4. Discussion
Even though some samples could not be demagnetized up to 100 mT, our
data show that minerals with low coercivity are responsible for cave
sediment magnetization. This finding is supported by rock magnetism
results that indicate the behavior of maghemite for most of the samples.
Our data indicate that the Matuyama-Brunhes transition boundary
constitutes 5.7 cm between 7.1 and 12.8 cm depth in the sampled
sedimentary section of Za Hajovnou cave. The magnetic reversal is
characterized and represented by frequent fluctuations in the
inclination angle (Fig. 6e) and VGP latitude (Fig. 7a). We think that
fluctuations in the declination data indicate instability in the Earth’s
magnetic field and remanent magnetization. On the other hand,
similarities seen in previous studies (Fig. 6e-o) demonstrate the
reliability of the data.
The migration of the magnetic North pole from eastern Africa to western
North America is a key point for the behavior of the magnetic field
during the transition. Although the data in this study and Okada et al.
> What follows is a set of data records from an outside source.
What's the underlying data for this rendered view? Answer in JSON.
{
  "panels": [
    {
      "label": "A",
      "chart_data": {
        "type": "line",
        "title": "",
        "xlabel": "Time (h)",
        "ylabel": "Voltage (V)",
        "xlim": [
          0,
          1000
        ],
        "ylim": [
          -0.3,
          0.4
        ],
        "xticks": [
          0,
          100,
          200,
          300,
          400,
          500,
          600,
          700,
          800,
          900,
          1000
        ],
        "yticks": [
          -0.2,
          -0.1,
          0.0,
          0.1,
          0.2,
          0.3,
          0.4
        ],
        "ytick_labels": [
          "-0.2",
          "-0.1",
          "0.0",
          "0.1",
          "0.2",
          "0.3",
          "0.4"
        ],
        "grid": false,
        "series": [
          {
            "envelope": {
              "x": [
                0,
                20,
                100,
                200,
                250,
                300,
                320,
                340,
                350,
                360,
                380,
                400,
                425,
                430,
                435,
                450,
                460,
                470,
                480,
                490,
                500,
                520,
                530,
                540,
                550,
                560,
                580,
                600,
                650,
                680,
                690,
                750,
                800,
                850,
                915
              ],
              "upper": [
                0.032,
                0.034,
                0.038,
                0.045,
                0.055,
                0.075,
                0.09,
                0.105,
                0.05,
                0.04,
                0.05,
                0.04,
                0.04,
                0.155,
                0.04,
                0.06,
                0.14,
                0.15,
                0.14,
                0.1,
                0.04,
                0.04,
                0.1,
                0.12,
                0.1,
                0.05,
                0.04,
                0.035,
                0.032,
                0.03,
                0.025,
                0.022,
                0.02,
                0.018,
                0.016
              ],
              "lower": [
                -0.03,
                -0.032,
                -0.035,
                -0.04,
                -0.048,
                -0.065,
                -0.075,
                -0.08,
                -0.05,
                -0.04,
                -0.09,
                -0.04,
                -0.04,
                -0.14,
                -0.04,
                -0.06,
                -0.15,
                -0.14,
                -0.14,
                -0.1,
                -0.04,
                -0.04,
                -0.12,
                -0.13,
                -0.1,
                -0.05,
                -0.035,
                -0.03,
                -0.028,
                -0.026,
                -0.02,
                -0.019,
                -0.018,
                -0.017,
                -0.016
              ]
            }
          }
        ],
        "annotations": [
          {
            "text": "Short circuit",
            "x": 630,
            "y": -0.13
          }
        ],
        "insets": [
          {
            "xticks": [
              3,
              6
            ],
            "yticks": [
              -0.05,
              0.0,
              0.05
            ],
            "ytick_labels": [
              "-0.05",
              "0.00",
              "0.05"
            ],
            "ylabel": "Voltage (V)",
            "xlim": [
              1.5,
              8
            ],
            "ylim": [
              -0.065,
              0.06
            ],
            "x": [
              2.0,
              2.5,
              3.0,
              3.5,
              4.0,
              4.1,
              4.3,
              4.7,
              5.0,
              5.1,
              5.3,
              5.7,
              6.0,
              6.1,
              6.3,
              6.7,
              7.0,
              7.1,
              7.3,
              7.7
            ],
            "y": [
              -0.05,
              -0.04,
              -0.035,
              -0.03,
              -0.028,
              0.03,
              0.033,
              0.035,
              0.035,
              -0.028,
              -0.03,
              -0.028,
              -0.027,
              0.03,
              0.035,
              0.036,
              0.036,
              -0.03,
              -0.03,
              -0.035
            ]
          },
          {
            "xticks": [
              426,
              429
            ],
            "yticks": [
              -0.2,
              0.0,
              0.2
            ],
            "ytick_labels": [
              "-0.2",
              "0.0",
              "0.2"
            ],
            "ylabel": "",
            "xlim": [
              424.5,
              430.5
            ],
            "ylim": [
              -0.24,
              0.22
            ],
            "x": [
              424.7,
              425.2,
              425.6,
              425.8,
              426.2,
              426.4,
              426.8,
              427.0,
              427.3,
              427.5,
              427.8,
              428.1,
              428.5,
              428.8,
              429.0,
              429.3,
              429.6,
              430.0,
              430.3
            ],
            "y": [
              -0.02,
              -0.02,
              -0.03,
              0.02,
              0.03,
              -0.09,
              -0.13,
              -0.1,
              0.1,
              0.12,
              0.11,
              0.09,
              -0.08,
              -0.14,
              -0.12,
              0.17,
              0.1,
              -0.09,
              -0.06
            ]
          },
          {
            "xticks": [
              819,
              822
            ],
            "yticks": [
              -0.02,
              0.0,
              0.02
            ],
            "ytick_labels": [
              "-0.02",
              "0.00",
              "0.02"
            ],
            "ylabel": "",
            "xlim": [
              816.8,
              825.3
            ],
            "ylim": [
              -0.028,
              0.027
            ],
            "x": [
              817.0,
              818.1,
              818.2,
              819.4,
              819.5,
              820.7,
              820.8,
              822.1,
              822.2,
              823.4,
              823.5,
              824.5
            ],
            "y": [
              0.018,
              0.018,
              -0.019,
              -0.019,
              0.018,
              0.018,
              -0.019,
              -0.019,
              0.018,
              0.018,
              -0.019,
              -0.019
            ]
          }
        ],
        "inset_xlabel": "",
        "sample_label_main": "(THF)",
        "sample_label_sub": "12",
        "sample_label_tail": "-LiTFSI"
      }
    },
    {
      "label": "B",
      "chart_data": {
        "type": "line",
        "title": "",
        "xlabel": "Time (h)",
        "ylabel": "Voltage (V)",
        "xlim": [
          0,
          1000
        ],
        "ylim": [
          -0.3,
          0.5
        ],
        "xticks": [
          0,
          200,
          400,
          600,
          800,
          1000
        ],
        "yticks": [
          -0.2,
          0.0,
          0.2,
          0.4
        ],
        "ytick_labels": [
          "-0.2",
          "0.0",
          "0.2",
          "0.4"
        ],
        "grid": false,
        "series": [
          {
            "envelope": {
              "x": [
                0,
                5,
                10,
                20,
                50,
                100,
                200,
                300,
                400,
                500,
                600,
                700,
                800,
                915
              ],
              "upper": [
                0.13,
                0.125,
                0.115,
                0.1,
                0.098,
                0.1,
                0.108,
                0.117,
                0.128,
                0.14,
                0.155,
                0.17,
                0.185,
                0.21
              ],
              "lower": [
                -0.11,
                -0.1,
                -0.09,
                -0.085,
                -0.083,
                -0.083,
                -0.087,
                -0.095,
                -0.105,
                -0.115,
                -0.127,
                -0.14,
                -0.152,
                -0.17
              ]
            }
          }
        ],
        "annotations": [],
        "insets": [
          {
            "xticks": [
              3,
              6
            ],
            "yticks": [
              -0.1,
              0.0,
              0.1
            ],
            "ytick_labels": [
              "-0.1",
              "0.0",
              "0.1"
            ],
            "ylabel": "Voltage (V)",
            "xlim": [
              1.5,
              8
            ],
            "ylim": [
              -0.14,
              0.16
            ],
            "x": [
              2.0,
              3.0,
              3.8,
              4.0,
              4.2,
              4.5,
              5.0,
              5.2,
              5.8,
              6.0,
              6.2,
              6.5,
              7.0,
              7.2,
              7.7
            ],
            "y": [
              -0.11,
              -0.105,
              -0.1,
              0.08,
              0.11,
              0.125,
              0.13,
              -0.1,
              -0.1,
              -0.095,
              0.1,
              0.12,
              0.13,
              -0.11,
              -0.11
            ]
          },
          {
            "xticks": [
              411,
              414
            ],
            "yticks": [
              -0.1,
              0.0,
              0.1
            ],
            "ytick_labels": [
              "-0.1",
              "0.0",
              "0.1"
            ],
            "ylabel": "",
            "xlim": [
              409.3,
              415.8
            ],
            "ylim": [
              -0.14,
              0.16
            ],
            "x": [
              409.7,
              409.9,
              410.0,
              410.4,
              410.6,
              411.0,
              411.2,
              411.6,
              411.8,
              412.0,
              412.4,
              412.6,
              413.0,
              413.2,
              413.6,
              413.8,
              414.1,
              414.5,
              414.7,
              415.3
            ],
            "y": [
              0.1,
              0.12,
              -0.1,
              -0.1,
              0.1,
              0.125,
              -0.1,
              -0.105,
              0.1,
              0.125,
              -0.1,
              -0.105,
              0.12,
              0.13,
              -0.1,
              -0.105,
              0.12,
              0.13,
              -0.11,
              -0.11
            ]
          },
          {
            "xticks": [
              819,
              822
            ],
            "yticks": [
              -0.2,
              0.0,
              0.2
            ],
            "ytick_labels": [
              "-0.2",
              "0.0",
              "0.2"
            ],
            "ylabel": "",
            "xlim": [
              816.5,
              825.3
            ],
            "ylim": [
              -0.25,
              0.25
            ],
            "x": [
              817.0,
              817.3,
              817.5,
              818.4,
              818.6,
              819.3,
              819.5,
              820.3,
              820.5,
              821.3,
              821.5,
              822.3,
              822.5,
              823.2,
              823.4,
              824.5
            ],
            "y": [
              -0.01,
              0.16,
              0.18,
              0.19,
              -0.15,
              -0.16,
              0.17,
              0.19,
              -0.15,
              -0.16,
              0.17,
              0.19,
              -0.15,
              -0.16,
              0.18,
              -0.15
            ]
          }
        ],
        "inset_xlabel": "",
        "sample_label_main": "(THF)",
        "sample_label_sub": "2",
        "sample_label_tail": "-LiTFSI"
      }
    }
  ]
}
(2017) belong to geographically different locations and sediment types,
the similarity during polar migration (Fig. 8) shows that the reversal
was a dipole transition, and the non-dipole field component was less
significant (Oda et al., 2000; Mochizuki et al., 2011; Simon et al.,
2019).
Note that most of the sediment section contains samples from the
polarity transition. The data show that the magnetic field was already
unstable in reversed polarity for our oldest sample. This observation
agrees with Haneda et al. (2020), who showed that the magnetic pole was
unstable a long time before the reversal boundary (Fig. 7b), and the
magnetic field started to fluctuate almost 20 kyr before the actual
transition in their relative paleointensity (RPI) data. We think that
our data illustrate the same instability, which is why no paleomagnetic
samples have VGP latitudes that deviate less than 25° from the reversed
position. We provide a more detailed explanation of the reversed VGP
behavior in our data, showing reversed polarity fluctuation well before
the actual magnetic reversal.